Finding the rate of change of an angle in triangle.

1. Mar 4, 2009

ugeous

Hello again!

The base of an isosceles triangle is 20 cm and the altitude is increasing at the rate of 1 cm/min. At what rate is the base angle increasing when the area is 100 cm^2?

I think I have found the solution, but want to have someone else check it over b/c I am not 100% sure.

So....

tan$$\theta$$ = h/10
d$$\theta$$/dt = 1/10 (cos^2$$\theta$$)

A= b*h /2
100= 20h/2
h=10

at h=10
tan$$\theta$$ = 10/10
tan$$\theta$$ = 1

sin$$\theta$$ = cos$$\theta$$(tan$$\theta$$)
sin$$\theta$$=cos$$\theta$$

sin^2$$\theta$$ + cos^2$$\theta$$ = 1
cos^2$$\theta$$ + cos^2$$\theta$$ = 1
cos^2 $$\theta$$ = 1/2

d$$\theta$$/dt = 1/10(1/2) = 1/20

2. Mar 5, 2009

Dick

That looks right.
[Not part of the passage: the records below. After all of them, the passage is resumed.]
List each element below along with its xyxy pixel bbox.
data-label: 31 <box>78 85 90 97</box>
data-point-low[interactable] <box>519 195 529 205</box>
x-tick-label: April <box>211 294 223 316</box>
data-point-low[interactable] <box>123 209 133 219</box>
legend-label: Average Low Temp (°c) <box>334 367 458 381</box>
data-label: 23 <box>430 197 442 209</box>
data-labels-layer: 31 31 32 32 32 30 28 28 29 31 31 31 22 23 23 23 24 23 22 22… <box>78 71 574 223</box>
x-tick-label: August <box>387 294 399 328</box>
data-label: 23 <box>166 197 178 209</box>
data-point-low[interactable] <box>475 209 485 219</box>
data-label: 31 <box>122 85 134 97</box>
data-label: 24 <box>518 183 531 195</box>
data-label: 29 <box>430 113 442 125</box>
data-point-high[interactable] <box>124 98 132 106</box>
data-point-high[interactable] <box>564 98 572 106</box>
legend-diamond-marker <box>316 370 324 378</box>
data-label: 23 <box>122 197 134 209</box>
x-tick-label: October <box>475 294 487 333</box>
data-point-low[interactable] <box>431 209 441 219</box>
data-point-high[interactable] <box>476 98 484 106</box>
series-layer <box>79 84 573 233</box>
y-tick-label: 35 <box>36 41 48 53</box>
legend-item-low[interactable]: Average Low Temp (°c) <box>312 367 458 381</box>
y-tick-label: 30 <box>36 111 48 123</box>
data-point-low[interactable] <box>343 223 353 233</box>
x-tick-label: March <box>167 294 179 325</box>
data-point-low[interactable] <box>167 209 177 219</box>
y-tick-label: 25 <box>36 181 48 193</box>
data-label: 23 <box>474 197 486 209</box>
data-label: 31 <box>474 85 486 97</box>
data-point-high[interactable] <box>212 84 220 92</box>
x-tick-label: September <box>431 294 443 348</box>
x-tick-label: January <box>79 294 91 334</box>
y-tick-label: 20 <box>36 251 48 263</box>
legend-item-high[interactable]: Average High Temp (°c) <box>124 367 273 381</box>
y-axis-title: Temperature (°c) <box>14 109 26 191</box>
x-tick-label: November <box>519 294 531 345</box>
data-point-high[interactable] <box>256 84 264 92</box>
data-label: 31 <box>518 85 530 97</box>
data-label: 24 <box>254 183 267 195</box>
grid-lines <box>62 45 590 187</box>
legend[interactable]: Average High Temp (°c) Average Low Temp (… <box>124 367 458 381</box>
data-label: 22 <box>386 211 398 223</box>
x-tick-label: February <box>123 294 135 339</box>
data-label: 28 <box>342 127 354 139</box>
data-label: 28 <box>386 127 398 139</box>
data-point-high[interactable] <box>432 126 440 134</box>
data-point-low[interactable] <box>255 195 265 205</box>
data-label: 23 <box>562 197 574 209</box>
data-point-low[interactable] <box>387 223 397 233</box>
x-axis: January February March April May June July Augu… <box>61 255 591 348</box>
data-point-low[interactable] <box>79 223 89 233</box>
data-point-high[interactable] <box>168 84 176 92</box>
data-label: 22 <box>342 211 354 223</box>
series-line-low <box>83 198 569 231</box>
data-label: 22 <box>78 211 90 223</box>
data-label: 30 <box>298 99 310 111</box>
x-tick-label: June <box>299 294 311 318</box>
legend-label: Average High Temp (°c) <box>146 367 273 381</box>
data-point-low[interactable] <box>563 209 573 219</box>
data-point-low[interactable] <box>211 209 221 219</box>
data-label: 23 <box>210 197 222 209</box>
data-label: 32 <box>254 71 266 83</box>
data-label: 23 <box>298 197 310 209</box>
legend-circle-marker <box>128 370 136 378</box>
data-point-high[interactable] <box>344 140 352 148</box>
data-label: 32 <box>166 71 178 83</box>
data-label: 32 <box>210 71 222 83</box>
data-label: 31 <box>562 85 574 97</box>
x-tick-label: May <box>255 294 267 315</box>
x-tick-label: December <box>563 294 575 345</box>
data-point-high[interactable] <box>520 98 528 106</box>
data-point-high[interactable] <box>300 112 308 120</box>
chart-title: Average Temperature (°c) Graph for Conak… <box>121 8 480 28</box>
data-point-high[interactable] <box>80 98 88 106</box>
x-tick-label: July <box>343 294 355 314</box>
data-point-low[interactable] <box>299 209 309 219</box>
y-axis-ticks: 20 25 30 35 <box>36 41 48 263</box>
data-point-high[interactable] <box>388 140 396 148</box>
But starting from tan(theta)=1, you should know the solution to that is theta=pi/4. And cos(pi/4)=sqrt(2)/2. So cos^2(theta)=2/4=1/2. Memorizing the values of trig functions at some selected values can save you that kind of roundabout way of finding cos^2(theta).

3. Mar 5, 2009

ugeous

Great! Thank you Dick!

:-)